13:15 h Imre Banlaki - ENG Niederholtmeyer
A cell-free trigger wave in two dimensional cell-mimic arrays

Intercellular communication is a fundamental function in biology to organize cooperation. Diffusive signals are used by unicellular and multicellular organisms to synchronize behavior or even govern differentiation. The latter case is of particular interest as it requires complex systems, generally including multiple diffusing signals. Cell-free synthetic biology allows to build such model systems and investigate their functionality in a well-controlled environment. In vitro transcription and translation (TXTL) was used to investigate communication in two dimensions, in batch reactions, and one dimension at steady state. My work expands on previous systems, combining the two-dimensionality of the batch experiments with the continuous perfusion of the one-dimensional system. The presented microfluidic device vertically perfuses a 2D array of DNA loaded cell-mimics through a diffusive hydrogel barrier. This barrier protects the cell-mimics from flow perturbations which allows for the expression of a trigger wave, activated by reaction diffusion, expanding against the perfusion flow.

13:45 h Stijn Tobias de Vries - DNA Foundry - Schindler

Towards assembly of synthetic chromosomes and novel induction systems to study chromosomal stability in Saccharomyces cerevisiae.

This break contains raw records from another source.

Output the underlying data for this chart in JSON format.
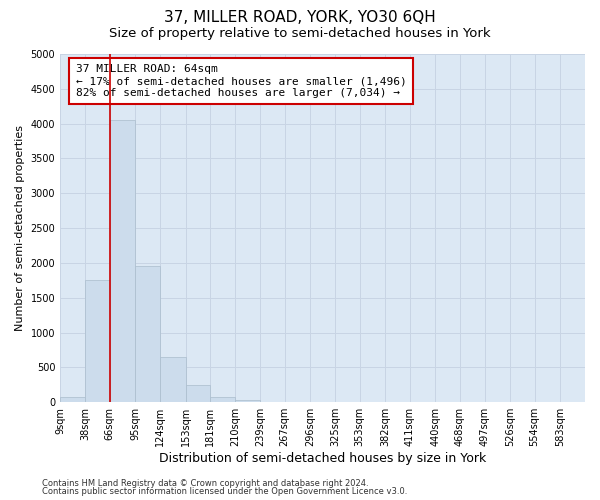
{
  "title": "37, MILLER ROAD, YORK, YO30 6QH",
  "subtitle": "Size of property relative to semi-detached houses in York",
  "xlabel": "Distribution of semi-detached houses by size in York",
  "ylabel": "Number of semi-detached properties",
  "footnote1": "Contains HM Land Registry data © Crown copyright and database right 2024.",
  "footnote2": "Contains public sector information licensed under the Open Government Licence v3.0.",
  "property_label": "37 MILLER ROAD: 64sqm",
  "annotation_line1": "← 17% of semi-detached houses are smaller (1,496)",
  "annotation_line2": "82% of semi-detached houses are larger (7,034) →",
  "bar_left_edges": [
    9,
    38,
    66,
    95,
    124,
    153,
    181,
    210,
    239,
    267,
    296,
    325,
    353,
    382,
    411,
    440,
    468,
    497,
    526,
    554
  ],
  "bar_widths": [
    29,
    28,
    29,
    29,
    29,
    28,
    29,
    29,
    28,
    29,
    29,
    28,
    29,
    29,
    29,
    28,
    29,
    29,
    28,
    29
  ],
  "bar_heights": [
    75,
    1750,
    4050,
    1950,
    650,
    240,
    80,
    30,
    0,
    0,
    0,
    0,
    0,
    0,
    0,
    0,
    0,
    0,
    0,
    0
  ],
  "bar_color": "#ccdcec",
  "bar_edge_color": "#aabccc",
  "vline_color": "#cc0000",
  "vline_x": 66,
  "ylim": [
    0,
    5000
  ],
  "yticks": [
    0,
    500,
    1000,
    1500,
    2000,
    2500,
    3000,
    3500,
    4000,
    4500,
    5000
  ],
  "xtick_labels": [
    "9sqm",
    "38sqm",
    "66sqm",
    "95sqm",
    "124sqm",
    "153sqm",
    "181sqm",
    "210sqm",
    "239sqm",
    "267sqm",
    "296sqm",
    "325sqm",
    "353sqm",
    "382sqm",
    "411sqm",
    "440sqm",
    "468sqm",
    "497sqm",
    "526sqm",
    "554sqm",
    "583sqm"
  ],
  "xtick_positions": [
    9,
    38,
    66,
    95,
    124,
    153,
    181,
    210,
    239,
    267,
    296,
    325,
    353,
    382,
    411,
    440,
    468,
    497,
    526,
    554,
    583
  ],
  "xlim_left": 9,
  "xlim_right": 612,
  "grid_color": "#c8d4e4",
  "bg_color": "#dce8f4",
  "fig_bg_color": "#ffffff",
  "annotation_box_facecolor": "#ffffff",
  "annotation_box_edgecolor": "#cc0000",
  "title_fontsize": 11,
  "subtitle_fontsize": 9.5,
  "xlabel_fontsize": 9,
  "ylabel_fontsize": 8,
  "tick_fontsize": 7,
  "annotation_fontsize": 8,
  "footnote_fontsize": 6
}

Building synthetic chromosomes has traditionally focused on reconstructing existing chromosomes rather than creating them from scratch. In this seminar, we present an innovative and high-throughput molecular assembly method for constructing synthetic chromosomes in S. cerevisiae. Our method incorporates scarless cloning methods, enabling the construction of mostly scarless synthetic chromosomes. Furthermore, we introduce a precise molecular tool designed to induce structural rearrangements in the synthetic chromosomes. This tool will provide a valuable means to investigate the fundamental principles governing chromosomal stability in S. cerevisiae in the future. Our research holds the potential to significantly advance the field of synthetic chromosome construction and provide insights into the complex nature of chromosomal stability. We anticipate that the outcomes of this study will contribute to a deeper understanding of genome stability mechanisms and pave the way for the development of more stable synthetic chromosomes with enhanced applications in various domains.

14:15 h Paulo Alexandrino - AG Erb

Exploring the potential of non-model organisms as sources of enzyme candidates for novel metabolic pathways

Bioretrosynthetic analysis is a powerful tool for designing innovative metabolic pathways, as evidenced by the development of the CETCH cycle. Despite the success in automating this process, computer-assisted bioretrosynthesis often generates a surplus of impractical pathways due to a scarcity of enzyme candidates for hypothetical reactions. To tackle this issue, the forthcoming Mini-Symposium will concentrate on a cheminformatics method that facilitates the screening of promiscuous enzyme activities for alternative applications.